Over the past decade, there has been a noticeable increase in both single-family and multi-family residential transactions, often occurring concurrently across different parts of the city. When disaggregated by DCPS elementary school boundaries, the broader price trends remain consistent; however, the distribution of housing types diverges. Single-family and multi-family units tend to cluster in different school zones, suggesting underlying patterns of residential segmentation.

res_DCPS <- res_DCPS %>% 
  st_drop_geometry() %>% 
  inner_join(boundary, by = c("dcps_zone" = "NAME")) %>% 
  st_as_sf()

ggplot() +
  geom_sf(data = res_DCPS, aes(fill = Med_Price), size = 0.75) +
  scale_fill_gradientn(colors = pal, name = "Median Price ($)") +  
  labs(title = "Housing Price by Current Elementary DCPS Zone") +
  theme_void() +
  theme(plot.title = element_text(size = 12, hjust = 0.5))

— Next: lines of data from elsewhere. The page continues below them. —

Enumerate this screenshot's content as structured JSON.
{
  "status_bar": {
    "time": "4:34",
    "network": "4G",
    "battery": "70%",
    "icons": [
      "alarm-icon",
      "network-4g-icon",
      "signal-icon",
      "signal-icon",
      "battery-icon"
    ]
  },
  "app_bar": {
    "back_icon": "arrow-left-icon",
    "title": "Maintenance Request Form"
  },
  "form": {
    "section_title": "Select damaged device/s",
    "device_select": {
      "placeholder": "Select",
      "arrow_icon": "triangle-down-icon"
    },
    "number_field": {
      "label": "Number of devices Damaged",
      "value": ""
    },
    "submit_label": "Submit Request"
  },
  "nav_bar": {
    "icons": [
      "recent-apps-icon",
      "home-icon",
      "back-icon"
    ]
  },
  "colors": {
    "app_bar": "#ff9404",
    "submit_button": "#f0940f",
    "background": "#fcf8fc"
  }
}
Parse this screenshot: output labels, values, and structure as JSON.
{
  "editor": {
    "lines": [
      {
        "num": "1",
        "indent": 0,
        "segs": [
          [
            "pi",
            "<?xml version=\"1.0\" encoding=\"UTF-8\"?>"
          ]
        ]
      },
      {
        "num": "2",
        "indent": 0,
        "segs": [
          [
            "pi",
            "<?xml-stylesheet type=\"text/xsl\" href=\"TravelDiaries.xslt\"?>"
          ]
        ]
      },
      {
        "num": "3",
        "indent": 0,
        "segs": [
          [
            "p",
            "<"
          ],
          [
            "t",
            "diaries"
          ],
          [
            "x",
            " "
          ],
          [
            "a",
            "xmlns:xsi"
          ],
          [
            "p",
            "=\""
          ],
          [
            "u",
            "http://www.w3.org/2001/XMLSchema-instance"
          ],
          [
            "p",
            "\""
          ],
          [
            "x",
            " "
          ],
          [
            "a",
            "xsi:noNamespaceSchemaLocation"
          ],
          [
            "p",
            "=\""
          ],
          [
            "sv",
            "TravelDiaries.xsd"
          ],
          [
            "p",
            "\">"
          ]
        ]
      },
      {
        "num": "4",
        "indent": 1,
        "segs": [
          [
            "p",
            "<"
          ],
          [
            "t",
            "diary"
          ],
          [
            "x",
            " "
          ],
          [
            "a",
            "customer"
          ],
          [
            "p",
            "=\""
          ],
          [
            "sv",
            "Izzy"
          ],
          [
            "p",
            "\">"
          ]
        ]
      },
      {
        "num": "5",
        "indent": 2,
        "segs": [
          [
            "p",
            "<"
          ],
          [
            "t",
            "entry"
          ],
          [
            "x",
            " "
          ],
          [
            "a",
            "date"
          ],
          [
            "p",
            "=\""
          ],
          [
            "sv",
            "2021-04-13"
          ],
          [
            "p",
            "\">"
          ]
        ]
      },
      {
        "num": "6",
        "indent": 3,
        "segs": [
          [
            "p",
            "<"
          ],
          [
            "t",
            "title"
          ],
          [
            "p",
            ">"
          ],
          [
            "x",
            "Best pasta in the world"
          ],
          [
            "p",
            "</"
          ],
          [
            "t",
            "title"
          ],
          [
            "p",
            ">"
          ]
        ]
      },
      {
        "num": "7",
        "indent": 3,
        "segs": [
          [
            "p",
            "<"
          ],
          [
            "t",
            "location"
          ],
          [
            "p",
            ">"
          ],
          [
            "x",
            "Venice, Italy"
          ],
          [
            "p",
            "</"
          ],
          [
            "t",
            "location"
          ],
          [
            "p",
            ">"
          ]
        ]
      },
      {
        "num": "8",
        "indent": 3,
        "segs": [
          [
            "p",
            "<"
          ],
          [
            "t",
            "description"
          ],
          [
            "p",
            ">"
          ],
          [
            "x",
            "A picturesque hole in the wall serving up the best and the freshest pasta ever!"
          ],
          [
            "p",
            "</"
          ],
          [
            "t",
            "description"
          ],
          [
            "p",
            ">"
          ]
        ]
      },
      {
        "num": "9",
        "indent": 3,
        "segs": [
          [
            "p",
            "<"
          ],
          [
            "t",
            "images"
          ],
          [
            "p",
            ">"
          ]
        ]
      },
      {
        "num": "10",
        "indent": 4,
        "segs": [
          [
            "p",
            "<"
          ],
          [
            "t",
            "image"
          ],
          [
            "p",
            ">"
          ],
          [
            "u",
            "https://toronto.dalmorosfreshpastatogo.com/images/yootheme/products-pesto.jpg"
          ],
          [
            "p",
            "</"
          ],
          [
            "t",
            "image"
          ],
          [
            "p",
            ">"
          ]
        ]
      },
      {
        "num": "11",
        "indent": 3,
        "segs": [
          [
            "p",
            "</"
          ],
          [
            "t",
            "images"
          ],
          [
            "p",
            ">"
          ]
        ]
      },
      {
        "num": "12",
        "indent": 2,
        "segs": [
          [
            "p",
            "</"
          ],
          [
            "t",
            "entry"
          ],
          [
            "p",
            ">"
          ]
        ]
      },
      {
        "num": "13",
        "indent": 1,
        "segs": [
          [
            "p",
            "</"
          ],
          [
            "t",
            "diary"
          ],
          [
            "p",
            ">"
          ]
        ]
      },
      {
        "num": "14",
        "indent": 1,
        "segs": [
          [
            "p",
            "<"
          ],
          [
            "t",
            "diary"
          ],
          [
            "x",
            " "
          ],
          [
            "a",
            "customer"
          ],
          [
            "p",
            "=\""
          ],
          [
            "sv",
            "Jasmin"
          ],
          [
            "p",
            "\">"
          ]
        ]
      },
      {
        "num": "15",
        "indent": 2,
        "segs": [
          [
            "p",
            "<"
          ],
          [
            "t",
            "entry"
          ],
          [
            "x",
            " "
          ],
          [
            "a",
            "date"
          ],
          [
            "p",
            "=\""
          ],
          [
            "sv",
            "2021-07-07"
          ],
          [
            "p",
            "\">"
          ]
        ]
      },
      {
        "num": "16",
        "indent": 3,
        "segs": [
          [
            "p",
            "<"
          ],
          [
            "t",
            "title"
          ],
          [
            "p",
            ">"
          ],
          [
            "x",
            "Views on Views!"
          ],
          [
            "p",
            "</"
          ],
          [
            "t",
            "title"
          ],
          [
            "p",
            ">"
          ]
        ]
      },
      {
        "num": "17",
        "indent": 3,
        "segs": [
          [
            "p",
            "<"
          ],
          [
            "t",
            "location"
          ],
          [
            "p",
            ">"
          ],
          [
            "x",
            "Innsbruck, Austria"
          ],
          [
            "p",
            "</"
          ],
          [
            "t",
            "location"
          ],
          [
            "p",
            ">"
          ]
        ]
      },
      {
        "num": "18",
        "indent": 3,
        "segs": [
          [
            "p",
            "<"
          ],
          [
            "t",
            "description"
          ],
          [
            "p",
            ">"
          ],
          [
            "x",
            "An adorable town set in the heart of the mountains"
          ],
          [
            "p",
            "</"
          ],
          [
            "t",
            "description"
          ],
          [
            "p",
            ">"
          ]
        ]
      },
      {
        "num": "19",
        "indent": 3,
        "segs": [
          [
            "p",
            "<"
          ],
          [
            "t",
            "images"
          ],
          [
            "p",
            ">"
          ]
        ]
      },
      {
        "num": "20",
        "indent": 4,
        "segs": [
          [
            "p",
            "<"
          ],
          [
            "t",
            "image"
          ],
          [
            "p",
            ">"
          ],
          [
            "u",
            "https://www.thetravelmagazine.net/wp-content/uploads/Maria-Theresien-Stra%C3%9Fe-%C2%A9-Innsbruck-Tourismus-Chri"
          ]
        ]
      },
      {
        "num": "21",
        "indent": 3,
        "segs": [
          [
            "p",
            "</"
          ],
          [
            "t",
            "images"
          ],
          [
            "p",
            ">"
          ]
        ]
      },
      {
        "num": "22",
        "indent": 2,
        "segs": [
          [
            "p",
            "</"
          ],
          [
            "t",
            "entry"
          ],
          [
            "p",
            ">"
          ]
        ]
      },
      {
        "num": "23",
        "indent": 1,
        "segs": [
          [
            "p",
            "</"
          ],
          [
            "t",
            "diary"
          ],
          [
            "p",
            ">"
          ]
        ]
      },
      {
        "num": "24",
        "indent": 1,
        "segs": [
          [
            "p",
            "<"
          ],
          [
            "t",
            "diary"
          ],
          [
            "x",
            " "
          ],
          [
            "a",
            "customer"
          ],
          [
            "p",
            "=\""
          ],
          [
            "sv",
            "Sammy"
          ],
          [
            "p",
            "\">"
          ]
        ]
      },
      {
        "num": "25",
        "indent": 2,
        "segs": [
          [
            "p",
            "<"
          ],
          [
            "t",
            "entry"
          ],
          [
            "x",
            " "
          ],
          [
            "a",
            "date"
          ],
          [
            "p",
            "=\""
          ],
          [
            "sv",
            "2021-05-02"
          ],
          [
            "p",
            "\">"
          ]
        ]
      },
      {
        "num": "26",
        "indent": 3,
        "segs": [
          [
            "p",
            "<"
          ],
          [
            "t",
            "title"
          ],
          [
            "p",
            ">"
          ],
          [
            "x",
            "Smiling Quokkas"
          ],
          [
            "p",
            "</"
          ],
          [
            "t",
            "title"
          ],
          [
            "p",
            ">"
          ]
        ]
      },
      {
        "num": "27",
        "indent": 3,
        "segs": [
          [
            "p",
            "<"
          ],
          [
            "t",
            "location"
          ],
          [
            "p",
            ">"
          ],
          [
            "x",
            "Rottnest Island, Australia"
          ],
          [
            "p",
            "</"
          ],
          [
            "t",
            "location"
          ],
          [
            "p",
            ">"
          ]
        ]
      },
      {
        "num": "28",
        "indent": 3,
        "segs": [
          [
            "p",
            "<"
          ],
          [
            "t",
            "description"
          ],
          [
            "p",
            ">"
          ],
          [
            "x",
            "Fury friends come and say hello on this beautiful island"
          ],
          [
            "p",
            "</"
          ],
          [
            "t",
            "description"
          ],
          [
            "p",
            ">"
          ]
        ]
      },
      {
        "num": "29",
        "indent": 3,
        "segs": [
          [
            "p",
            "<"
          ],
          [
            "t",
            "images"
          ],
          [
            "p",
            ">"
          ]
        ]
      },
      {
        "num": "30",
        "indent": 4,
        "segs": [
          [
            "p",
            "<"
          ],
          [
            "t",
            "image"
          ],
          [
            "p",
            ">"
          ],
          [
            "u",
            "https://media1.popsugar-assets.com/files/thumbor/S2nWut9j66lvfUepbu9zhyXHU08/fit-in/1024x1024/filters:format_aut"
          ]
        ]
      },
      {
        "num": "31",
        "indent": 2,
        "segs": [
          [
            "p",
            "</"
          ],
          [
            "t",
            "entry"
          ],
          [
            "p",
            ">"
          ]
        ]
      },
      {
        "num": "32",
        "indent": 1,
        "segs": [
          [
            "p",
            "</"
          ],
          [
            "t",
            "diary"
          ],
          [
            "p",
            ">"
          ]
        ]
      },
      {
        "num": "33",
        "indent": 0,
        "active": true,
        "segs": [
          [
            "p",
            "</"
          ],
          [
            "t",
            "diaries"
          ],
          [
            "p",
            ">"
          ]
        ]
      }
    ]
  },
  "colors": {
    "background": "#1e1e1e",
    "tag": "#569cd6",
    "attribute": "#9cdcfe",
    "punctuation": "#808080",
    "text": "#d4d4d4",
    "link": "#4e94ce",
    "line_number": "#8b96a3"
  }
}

single_family <- res_data %>% 
  filter(NUM_UNITS == 1)

single_family_DCPS <- single_family %>%
  group_by(dcps_zone) %>% 
  summarize(
    Tot_Units = sum(NUM_UNITS, na.rm = TRUE),
    Med_Price = median(price, na.rm = TRUE),
    Med_GBA = median(as.numeric(GBA), na.rm = TRUE),
    Med_AYB = median(year_built, na.rm = TRUE),
    Med_Rooms = median(rooms, na.rm = TRUE),
    Med_Bedrooms = median(bedroom, na.rm = TRUE),
    Med_Bathrooms = median(bathroom, na.rm = TRUE),
    Med_Stories = median(as.numeric(STORIES), na.rm = TRUE)
  ) %>% 
  st_drop_geometry()

single_family_DCPS <- single_family_DCPS %>% 
  inner_join(boundary, by = c("dcps_zone" = "NAME")) %>% 
  st_as_sf()

ggplot() +
  geom_sf(data = single_family_DCPS, aes(fill = Tot_Units), size = 0.75) +
  scale_fill_gradientn(colors = pal, name = "Total Units") +
  labs(title = "Single Family Housing Units by Current Elementary DCPS Zone") +
  theme_void() +
  theme(plot.title = element_text(size = 12, hjust = 0.5))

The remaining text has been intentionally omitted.